Amante de los volcanes, porque soy un poco amante de los hombres, vine aquí para ver el Hecla. Hace dos días me sentí, de pronto, enfermo. Dolores sordos en todas partes, especialmente en la nuca, pero sin fiebre. He mandado buscar a un médico que hablase bien el inglés.

La misma noche vi ante mí una imitación humana del Koboldo: vientre redondo, cara redonda, ojos redondos y, en el derecho, un caramelo redondo; nariz corta, piernas cortas, brazos cortos, manos gordinflonas y móviles.

—Soy —me dijo en excelente inglés— el doctor Harold Olafsen. Dígame por qué me ha mandado llamar.

Le describí los síntomas de mi enfermedad. El doctor Olafsen me escrutó con su pupila derecha, ornada con el monóculo, y su boca carnosa y sarcástica se contrajo.

—¿Y desea usted tal vez que haga desaparecer su enfermedad?

Le contesté que ésta era precisamente mi intención al recurrir a su ciencia. El redondo Koboldo se oscureció y pareció dudar entre una carcajada o un bufido. Pero acudió el control interno y pronto el doctor Olafsen se aplacó.

—No cometeré nunca —dijo semejante indignidad. No quiero remordimientos, ni, por otra parte, puedo violar mi sistema personal para darle gusto. Usted es extranjero y no puede saber. No sé por qué razón han elegido mi nombre. Ningún enfermo en Islandia me llama a la cabecera de su lecho y todos, en realidad, mueren antes de tiempo a causa de la funesta intervención de la medicina vulgar. Si quiere vivir no debe emprender ninguna ofensiva contra su enfermedad, indudablemente providencial y benéfica. Todo lo más puedo procurarle para ayudar a los efectos, una segunda enfermedad…

Mi primer impulso fue invitar al doctor Olafsen a que se marchase, dado que no podía o no quería librarme de mis dolores.

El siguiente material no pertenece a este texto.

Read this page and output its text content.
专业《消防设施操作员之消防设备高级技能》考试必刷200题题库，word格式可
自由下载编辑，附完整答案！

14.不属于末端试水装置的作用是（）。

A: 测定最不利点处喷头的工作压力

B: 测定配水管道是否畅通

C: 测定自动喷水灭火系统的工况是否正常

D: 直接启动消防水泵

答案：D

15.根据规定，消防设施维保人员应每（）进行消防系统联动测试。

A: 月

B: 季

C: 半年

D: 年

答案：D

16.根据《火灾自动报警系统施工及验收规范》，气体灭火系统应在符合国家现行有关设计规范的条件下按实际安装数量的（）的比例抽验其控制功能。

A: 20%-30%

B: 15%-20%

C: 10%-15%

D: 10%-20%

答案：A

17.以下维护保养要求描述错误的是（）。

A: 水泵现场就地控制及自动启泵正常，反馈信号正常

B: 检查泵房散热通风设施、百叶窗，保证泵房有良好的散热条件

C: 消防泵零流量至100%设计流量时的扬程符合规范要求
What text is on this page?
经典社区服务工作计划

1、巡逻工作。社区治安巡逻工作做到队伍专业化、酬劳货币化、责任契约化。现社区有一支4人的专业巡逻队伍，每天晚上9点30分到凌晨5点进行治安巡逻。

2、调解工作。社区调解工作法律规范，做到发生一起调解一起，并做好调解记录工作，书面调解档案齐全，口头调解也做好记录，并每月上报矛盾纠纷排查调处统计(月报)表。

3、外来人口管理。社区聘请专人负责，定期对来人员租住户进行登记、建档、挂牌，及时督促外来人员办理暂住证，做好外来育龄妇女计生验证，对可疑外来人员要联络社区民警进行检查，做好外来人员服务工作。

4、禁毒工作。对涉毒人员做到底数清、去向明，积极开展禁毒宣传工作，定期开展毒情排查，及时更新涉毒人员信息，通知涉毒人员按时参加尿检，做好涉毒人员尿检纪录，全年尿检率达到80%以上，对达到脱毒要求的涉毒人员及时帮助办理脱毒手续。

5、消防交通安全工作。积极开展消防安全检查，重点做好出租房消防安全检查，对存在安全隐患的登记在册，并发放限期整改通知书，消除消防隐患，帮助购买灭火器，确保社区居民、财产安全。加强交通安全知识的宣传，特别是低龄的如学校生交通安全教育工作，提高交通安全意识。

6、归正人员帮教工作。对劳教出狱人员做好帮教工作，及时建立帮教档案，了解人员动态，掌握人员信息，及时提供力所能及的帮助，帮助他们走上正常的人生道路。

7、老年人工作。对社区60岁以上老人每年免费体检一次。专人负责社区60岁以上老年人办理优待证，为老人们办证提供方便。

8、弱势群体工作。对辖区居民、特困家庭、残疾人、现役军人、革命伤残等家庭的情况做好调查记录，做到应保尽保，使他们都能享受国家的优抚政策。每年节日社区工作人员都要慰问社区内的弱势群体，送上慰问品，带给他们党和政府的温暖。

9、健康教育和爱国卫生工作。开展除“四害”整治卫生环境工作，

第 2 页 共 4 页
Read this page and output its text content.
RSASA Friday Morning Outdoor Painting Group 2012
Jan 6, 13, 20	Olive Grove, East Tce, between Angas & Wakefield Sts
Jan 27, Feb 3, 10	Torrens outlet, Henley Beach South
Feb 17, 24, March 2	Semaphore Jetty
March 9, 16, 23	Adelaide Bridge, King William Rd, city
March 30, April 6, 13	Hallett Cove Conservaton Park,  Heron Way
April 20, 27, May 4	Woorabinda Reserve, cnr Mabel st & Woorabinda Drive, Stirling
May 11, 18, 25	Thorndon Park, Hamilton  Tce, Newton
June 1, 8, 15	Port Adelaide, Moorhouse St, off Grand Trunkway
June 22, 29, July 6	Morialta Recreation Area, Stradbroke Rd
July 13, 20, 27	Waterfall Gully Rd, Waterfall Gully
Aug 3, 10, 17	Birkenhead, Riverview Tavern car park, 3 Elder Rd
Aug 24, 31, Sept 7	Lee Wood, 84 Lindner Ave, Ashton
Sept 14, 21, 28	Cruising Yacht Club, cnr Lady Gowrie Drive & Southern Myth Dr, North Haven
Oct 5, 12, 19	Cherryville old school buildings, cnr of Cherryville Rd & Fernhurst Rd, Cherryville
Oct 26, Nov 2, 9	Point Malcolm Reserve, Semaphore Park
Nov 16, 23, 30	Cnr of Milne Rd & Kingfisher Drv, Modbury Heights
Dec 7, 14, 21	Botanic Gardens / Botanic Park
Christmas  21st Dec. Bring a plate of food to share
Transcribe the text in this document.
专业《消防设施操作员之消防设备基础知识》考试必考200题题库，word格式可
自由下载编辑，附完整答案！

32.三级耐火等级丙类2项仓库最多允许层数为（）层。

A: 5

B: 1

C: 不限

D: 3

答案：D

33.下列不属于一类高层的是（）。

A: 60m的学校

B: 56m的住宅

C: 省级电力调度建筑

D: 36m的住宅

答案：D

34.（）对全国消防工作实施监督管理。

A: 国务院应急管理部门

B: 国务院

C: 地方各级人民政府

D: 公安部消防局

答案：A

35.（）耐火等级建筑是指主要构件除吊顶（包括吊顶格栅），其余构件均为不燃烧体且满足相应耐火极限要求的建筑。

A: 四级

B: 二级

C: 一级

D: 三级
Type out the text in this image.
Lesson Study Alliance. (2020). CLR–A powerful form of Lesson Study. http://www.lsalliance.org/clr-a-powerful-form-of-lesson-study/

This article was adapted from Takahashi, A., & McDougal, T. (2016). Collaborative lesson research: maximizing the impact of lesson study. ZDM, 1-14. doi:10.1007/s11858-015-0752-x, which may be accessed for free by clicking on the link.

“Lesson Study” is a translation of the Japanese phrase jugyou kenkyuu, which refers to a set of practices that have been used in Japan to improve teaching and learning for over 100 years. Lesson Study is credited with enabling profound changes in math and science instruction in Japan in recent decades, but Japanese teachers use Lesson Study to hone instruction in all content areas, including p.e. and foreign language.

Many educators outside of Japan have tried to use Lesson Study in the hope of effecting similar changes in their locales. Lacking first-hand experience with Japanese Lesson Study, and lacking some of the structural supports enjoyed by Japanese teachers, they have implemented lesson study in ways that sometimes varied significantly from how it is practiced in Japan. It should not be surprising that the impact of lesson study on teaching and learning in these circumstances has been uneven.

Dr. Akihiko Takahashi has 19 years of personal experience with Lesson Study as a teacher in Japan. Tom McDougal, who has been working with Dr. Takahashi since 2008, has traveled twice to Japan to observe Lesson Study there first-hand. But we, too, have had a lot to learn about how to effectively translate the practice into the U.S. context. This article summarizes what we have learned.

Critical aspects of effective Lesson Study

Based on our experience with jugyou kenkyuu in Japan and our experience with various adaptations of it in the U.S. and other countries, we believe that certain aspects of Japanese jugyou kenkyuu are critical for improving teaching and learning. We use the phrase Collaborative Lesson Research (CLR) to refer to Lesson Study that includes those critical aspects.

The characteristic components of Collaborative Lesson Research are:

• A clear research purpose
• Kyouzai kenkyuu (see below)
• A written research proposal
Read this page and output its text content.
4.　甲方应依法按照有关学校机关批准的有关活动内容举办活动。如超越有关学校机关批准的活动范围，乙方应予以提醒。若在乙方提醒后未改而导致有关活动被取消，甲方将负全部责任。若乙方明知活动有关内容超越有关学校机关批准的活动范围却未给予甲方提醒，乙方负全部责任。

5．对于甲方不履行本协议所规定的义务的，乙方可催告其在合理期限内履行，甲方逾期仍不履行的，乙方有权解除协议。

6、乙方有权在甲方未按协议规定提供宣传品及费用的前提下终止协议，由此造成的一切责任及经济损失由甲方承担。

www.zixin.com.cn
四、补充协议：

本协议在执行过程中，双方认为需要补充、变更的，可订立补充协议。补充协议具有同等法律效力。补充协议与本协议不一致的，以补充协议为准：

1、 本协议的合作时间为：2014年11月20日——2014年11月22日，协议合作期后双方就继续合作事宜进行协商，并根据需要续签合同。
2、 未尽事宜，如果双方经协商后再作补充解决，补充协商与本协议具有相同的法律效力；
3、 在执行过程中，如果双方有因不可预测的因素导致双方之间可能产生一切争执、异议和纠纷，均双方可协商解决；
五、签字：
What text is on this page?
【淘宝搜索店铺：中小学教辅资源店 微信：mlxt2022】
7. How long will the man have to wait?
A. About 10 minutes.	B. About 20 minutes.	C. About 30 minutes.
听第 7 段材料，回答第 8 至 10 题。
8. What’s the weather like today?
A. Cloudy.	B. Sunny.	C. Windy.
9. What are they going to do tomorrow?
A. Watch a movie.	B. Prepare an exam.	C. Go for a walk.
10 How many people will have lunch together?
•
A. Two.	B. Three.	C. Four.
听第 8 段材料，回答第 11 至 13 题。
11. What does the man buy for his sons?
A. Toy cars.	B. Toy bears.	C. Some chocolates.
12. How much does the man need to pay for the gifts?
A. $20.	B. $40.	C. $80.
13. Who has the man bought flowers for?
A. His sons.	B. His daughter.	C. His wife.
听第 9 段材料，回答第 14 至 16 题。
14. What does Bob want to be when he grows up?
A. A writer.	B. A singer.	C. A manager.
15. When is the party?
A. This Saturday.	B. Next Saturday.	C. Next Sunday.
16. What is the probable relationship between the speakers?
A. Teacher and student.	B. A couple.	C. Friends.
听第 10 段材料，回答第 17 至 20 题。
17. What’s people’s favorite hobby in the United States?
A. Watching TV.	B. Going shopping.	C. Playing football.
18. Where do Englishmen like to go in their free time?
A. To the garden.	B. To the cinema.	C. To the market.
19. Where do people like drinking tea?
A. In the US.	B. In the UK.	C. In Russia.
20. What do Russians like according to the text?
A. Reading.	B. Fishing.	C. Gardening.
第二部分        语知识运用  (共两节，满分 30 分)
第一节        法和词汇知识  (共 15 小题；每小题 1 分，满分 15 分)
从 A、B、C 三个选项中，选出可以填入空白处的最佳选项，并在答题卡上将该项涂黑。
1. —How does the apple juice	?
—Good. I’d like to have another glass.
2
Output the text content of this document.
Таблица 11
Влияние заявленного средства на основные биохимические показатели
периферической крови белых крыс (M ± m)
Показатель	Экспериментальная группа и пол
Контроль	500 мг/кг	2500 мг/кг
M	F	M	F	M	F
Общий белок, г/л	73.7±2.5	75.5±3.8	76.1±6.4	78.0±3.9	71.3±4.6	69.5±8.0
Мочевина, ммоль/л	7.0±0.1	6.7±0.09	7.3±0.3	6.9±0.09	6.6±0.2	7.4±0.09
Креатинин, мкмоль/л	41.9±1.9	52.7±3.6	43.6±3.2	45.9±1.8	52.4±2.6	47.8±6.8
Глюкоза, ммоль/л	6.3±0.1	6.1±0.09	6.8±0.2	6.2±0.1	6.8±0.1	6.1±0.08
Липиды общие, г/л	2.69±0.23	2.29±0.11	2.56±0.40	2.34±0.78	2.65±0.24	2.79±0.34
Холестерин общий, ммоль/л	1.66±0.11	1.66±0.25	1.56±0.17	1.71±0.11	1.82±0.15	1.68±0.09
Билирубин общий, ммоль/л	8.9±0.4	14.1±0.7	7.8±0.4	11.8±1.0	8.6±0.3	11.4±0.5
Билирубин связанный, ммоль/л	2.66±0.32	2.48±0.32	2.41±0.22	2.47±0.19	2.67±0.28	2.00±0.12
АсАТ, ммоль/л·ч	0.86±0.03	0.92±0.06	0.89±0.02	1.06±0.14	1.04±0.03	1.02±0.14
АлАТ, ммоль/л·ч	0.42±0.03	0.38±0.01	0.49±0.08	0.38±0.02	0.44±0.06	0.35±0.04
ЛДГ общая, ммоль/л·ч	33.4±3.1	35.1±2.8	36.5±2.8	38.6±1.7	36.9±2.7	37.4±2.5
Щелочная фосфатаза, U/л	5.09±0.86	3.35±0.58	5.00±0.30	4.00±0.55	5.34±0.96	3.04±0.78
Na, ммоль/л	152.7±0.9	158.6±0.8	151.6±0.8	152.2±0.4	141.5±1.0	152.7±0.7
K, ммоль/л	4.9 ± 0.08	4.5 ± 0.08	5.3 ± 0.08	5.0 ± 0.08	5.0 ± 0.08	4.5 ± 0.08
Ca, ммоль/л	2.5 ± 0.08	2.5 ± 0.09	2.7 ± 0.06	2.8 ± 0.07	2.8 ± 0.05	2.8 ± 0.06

Pero la atracción que he sentido siempre hacia los lunáticos se sobrepuso y terminé por escuchar sus discursos con la esperanza de obligarle a revelar el fondo de sus absurdos.

—Estoy dispuesto a seguir su sistema —contesté—; por tanto, tenga a bien darme algunos datos sobre los principios en que se funda.

La cara de color caramelo del doctor Olafsen se dilató en una sonrisa asimétrica, pero triunfante. Creo que nadie se había prestado nunca a escucharle.

—Mi sistema —comentó— tiene su origen en una profunda observación de la escuela hipocrática que los médicos, naturalmente, no han sabido ni revelar ni profundizar. Según Hipócrates, la salud es un metron, un equilibrio entre los opuestos, y el exceso de salud, es peligroso por cuanto denota la inminencia de la enfermedad. Usted no habrá leído, tal vez, los escritos de Hipócrates, pero seguramente habrá traducido en la escuela el Agamenón de Esquilo. En los versos 1001-3, el sublime poeta hace repetir al coro la gran verdad: «Una salud demasiado espléndida es inquietante, pues su vecina, la enfermedad, está pronta siempre a abatirla».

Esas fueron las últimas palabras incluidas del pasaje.